Die Gefahr aus dem Nichts
DISKURSTerror in Wien: Albtraum für Muslime
Ein Terroranschlag mit Todesopfern, bei dem sich der Attentäter zum Islam bekannt hat und davon ausgegangen ist, dass er im Auftrag „seiner“ Religion über Leben und Tod Unschuldiger entscheiden kann.
Ein Terroranschlag mit Todesopfern, bei dem sich der Attentäter zum Islam bekannt hat und davon ausgegangen ist, dass er im Auftrag „seiner“ Religion über Leben und Tod Unschuldiger entscheiden kann.
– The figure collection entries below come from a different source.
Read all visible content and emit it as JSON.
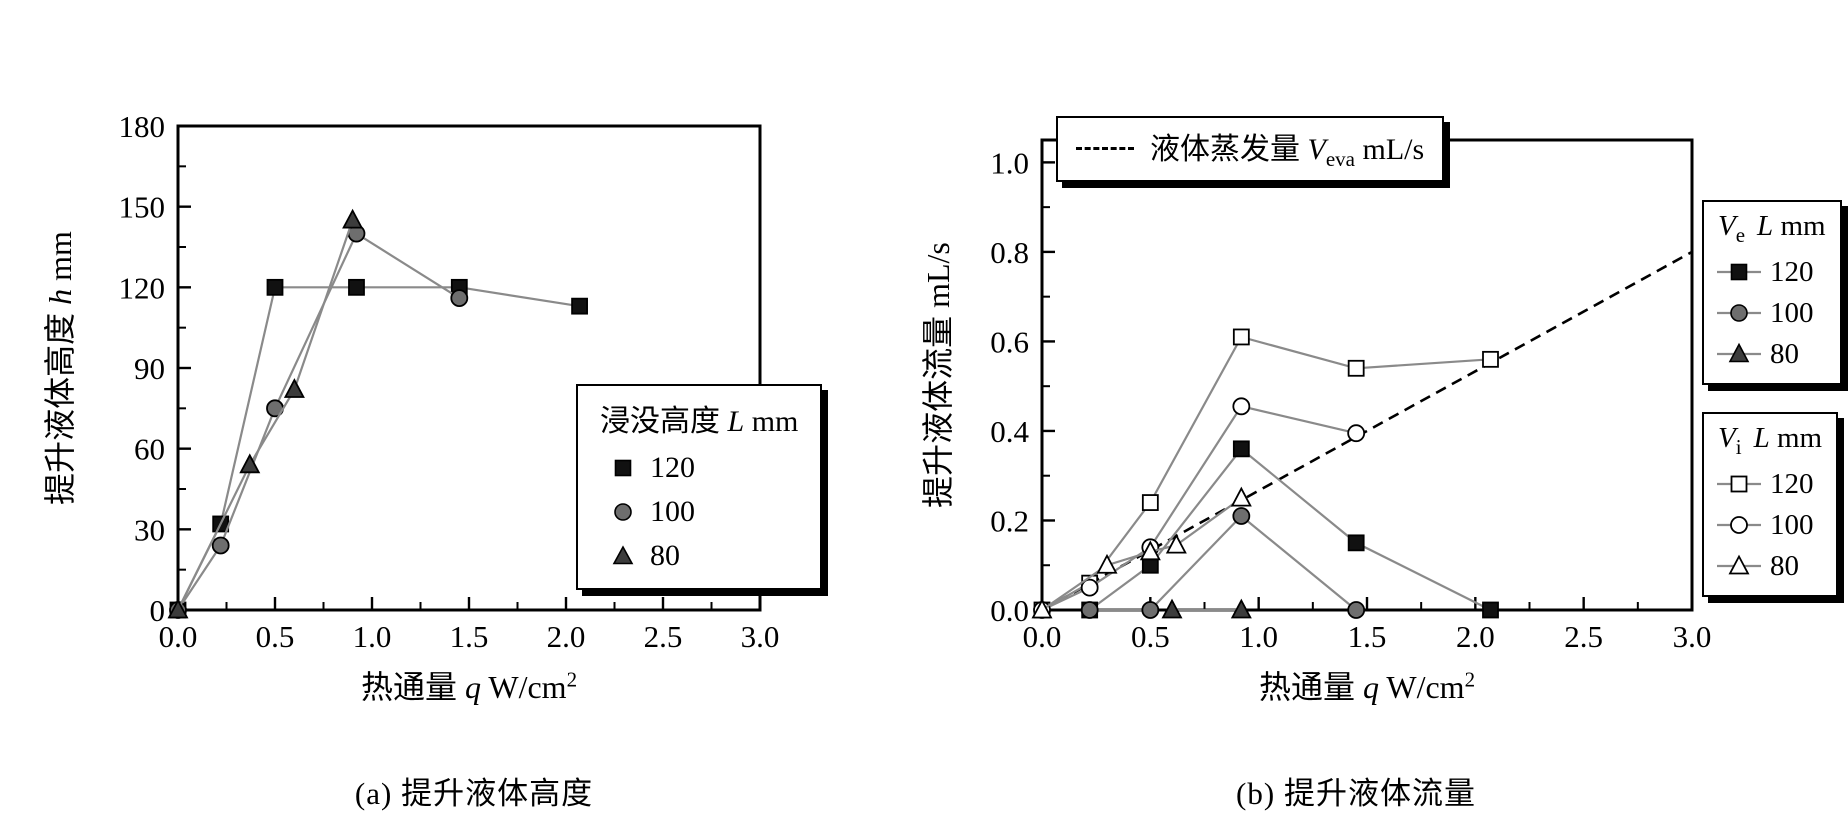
{
  "colors": {
    "axis": "#000000",
    "series_line": "#8a8a8a",
    "marker_black": "#111111",
    "marker_gray": "#6e6e6e",
    "marker_dark": "#3c3c3c",
    "background": "#ffffff"
  },
  "chart_data": [
    {
      "id": "a",
      "type": "line",
      "caption": "(a) 提升液体高度",
      "xlabel": {
        "pre": "热通量 ",
        "var": "q",
        "unit": " W/cm",
        "sup": "2"
      },
      "ylabel": {
        "pre": "提升液体高度 ",
        "var": "h",
        "unit": " mm"
      },
      "xlim": [
        0,
        3.0
      ],
      "ylim": [
        0,
        180
      ],
      "xticks": [
        0,
        0.5,
        1.0,
        1.5,
        2.0,
        2.5,
        3.0
      ],
      "xtick_labels": [
        "0.0",
        "0.5",
        "1.0",
        "1.5",
        "2.0",
        "2.5",
        "3.0"
      ],
      "yticks": [
        0,
        30,
        60,
        90,
        120,
        150,
        180
      ],
      "ytick_labels": [
        "0",
        "30",
        "60",
        "90",
        "120",
        "150",
        "180"
      ],
      "grid": false,
      "legend": {
        "position": "inside-right",
        "title_pre": "浸没高度 ",
        "title_var": "L",
        "title_unit": " mm",
        "items": [
          {
            "label": "120",
            "marker": "filled-square"
          },
          {
            "label": "100",
            "marker": "filled-circle"
          },
          {
            "label": "80",
            "marker": "filled-triangle"
          }
        ]
      },
      "series": [
        {
          "name": "L120",
          "label": "120",
          "marker": "square",
          "open": false,
          "color": "#111111",
          "line_color": "#8a8a8a",
          "points": [
            [
              0,
              0
            ],
            [
              0.22,
              32
            ],
            [
              0.5,
              120
            ],
            [
              0.92,
              120
            ],
            [
              1.45,
              120
            ],
            [
              2.07,
              113
            ]
          ]
        },
        {
          "name": "L100",
          "label": "100",
          "marker": "circle",
          "open": false,
          "color": "#6e6e6e",
          "line_color": "#8a8a8a",
          "points": [
            [
              0,
              0
            ],
            [
              0.22,
              24
            ],
            [
              0.5,
              75
            ],
            [
              0.92,
              140
            ],
            [
              1.45,
              116
            ]
          ]
        },
        {
          "name": "L80",
          "label": "80",
          "marker": "triangle",
          "open": false,
          "color": "#3c3c3c",
          "line_color": "#8a8a8a",
          "points": [
            [
              0,
              0
            ],
            [
              0.37,
              54
            ],
            [
              0.6,
              82
            ],
            [
              0.9,
              145
            ]
          ]
        }
      ]
    },
    {
      "id": "b",
      "type": "line",
      "caption": "(b) 提升液体流量",
      "xlabel": {
        "pre": "热通量 ",
        "var": "q",
        "unit": " W/cm",
        "sup": "2"
      },
      "ylabel": {
        "pre": "提升液体流量  mL/s"
      },
      "xlim": [
        0,
        3.0
      ],
      "ylim": [
        0,
        1.05
      ],
      "xticks": [
        0,
        0.5,
        1.0,
        1.5,
        2.0,
        2.5,
        3.0
      ],
      "xtick_labels": [
        "0.0",
        "0.5",
        "1.0",
        "1.5",
        "2.0",
        "2.5",
        "3.0"
      ],
      "yticks": [
        0,
        0.2,
        0.4,
        0.6,
        0.8,
        1.0
      ],
      "ytick_labels": [
        "0.0",
        "0.2",
        "0.4",
        "0.6",
        "0.8",
        "1.0"
      ],
      "grid": false,
      "eva_legend": {
        "pre": "液体蒸发量 ",
        "var": "V",
        "sub": "eva",
        "unit": " mL/s"
      },
      "legend_ve": {
        "title_var1": "V",
        "title_sub1": "e",
        "title_var2": "L",
        "title_unit": " mm",
        "items": [
          {
            "label": "120",
            "marker": "filled-square"
          },
          {
            "label": "100",
            "marker": "filled-circle"
          },
          {
            "label": "80",
            "marker": "filled-triangle"
          }
        ]
      },
      "legend_vi": {
        "title_var1": "V",
        "title_sub1": "i",
        "title_var2": "L",
        "title_unit": " mm",
        "items": [
          {
            "label": "120",
            "marker": "open-square"
          },
          {
            "label": "100",
            "marker": "open-circle"
          },
          {
            "label": "80",
            "marker": "open-triangle"
          }
        ]
      },
      "series": [
        {
          "name": "V_eva",
          "marker": "none",
          "dash": true,
          "line_color": "#000000",
          "line_width": 2.6,
          "points": [
            [
              0,
              0
            ],
            [
              3.0,
              0.8
            ]
          ]
        },
        {
          "name": "Ve_L120",
          "marker": "square",
          "open": false,
          "color": "#111111",
          "line_color": "#8a8a8a",
          "points": [
            [
              0.22,
              0
            ],
            [
              0.5,
              0.1
            ],
            [
              0.92,
              0.36
            ],
            [
              1.45,
              0.15
            ],
            [
              2.07,
              0
            ]
          ]
        },
        {
          "name": "Ve_L100",
          "marker": "circle",
          "open": false,
          "color": "#6e6e6e",
          "line_color": "#8a8a8a",
          "points": [
            [
              0.22,
              0
            ],
            [
              0.5,
              0
            ],
            [
              0.92,
              0.21
            ],
            [
              1.45,
              0
            ]
          ]
        },
        {
          "name": "Ve_L80",
          "marker": "triangle",
          "open": false,
          "color": "#3c3c3c",
          "line_color": "#8a8a8a",
          "points": [
            [
              0.6,
              0
            ],
            [
              0.92,
              0
            ]
          ]
        },
        {
          "name": "Vi_L120",
          "marker": "square",
          "open": true,
          "line_color": "#8a8a8a",
          "points": [
            [
              0,
              0
            ],
            [
              0.22,
              0.06
            ],
            [
              0.5,
              0.24
            ],
            [
              0.92,
              0.61
            ],
            [
              1.45,
              0.54
            ],
            [
              2.07,
              0.56
            ]
          ]
        },
        {
          "name": "Vi_L100",
          "marker": "circle",
          "open": true,
          "line_color": "#8a8a8a",
          "points": [
            [
              0,
              0
            ],
            [
              0.22,
              0.05
            ],
            [
              0.5,
              0.14
            ],
            [
              0.92,
              0.455
            ],
            [
              1.45,
              0.395
            ]
          ]
        },
        {
          "name": "Vi_L80",
          "marker": "triangle",
          "open": true,
          "line_color": "#8a8a8a",
          "points": [
            [
              0,
              0
            ],
            [
              0.3,
              0.1
            ],
            [
              0.5,
              0.13
            ],
            [
              0.62,
              0.145
            ],
            [
              0.92,
              0.25
            ]
          ]
        }
      ]
    }
  ]
}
Einleitend sei festgestellt: Ursprünglich sollte hier ein ganz anderer, brisanter Themenkomplex behandelt werden – nämlich die schreckliche Enthauptung des Lehrers Samuel Paty bei Paris sowie die Berichterstattung von Charlie Hebdo – und die Frage der Meinungsfreiheit aus islamischer Sicht.
Geplant war auch der Versuch, aus den Ereignissen in Frankreich zu lernen, um künftige Eskalationen zu vermeiden – ohne dabei die Grundfreiheiten aufs Spiel zu setzen. Und schließlich sollte es um eine
Bewertung der offiziellen Haltung Frankreichs und seines Präsidenten Macron gehen – einschließlich der Reaktionen muslimischer Institutionen und der Boykottaufrufe gegen Frankreich.
Doch die Terrornacht vom 2. November hat uns alle überrumpelt. Und so müssen wir uns nun nicht mit Frankreich, sondern mit den so tragischen Geschehnissen in unserem eigenen Land beschäftigen.
In Wien ist genau das passiert, was für jede Muslima und jeden Muslim einen permanenten Albtraum bedeutet: ein Terroranschlag mit Todesopfern, bei dem sich der Attentäter zum Islam bekannt hat und
offenkundig davon ausgegangen ist, dass er im Auftrag „seiner“ Religion über Leben und Tod völlig unschuldiger Menschen entscheiden kann.
Seit 1975 war unsere Bundeshauptstadt etwa ein Dutzend Mal Schauplatz von terroristischen Aktivitäten. Alle diese Attentate aber hatten eines gemeinsam: Da war jeweils eine über unser Land hinausreichende Dimension, die auf österreichischem Boden gewaltsam ausgetragen wurde. Sogar der Überfall auf die Synagoge in der Seitenstettengasse vom August 1981 durch die Abu-Nidal-Terrorgruppe hatte ein nahöstliches Motiv – obwohl die Juden Wiens nichts damit zu tun hatten, dafür aber bitter bezahlt haben.
Die Wurzeln der Ereignisse
Das war nun erstmals anders. Es gab kein anderes Ziel als Wien und uns alle, gleichgültig ob Christen, Muslime oder Juden, Buddhisten oder Atheisten. Schon nach den ersten Meldungen haben mich Muslime – vor allem Menschen mit Flüchtlingsstatus – aufgeschreckt gefragt: „Sind die Täter hoffentlich keine Muslime?“ Auch den Solidaritätsbekundungen aus dem islamischen Ausland ging es offenkundig nicht um religiöse Zuordnungen, sondern um Wien und die Wiener.
Unsere Stadt genießt in der arabischen und islamischen Welt höchstes Ansehen. Asmahan, die legendäre ägyptische Sängerin, hat in den 1950er Jahren über die harmonischen Nächte in Wien gesungen. Viele, auch junge Leute kennen von ihr nur dieses Lied, auch wenn sie nie in Wien
waren. Bruno Kreisky ist bis heute einer der beliebtesten internationalen Politiker und im Orient unvergessen.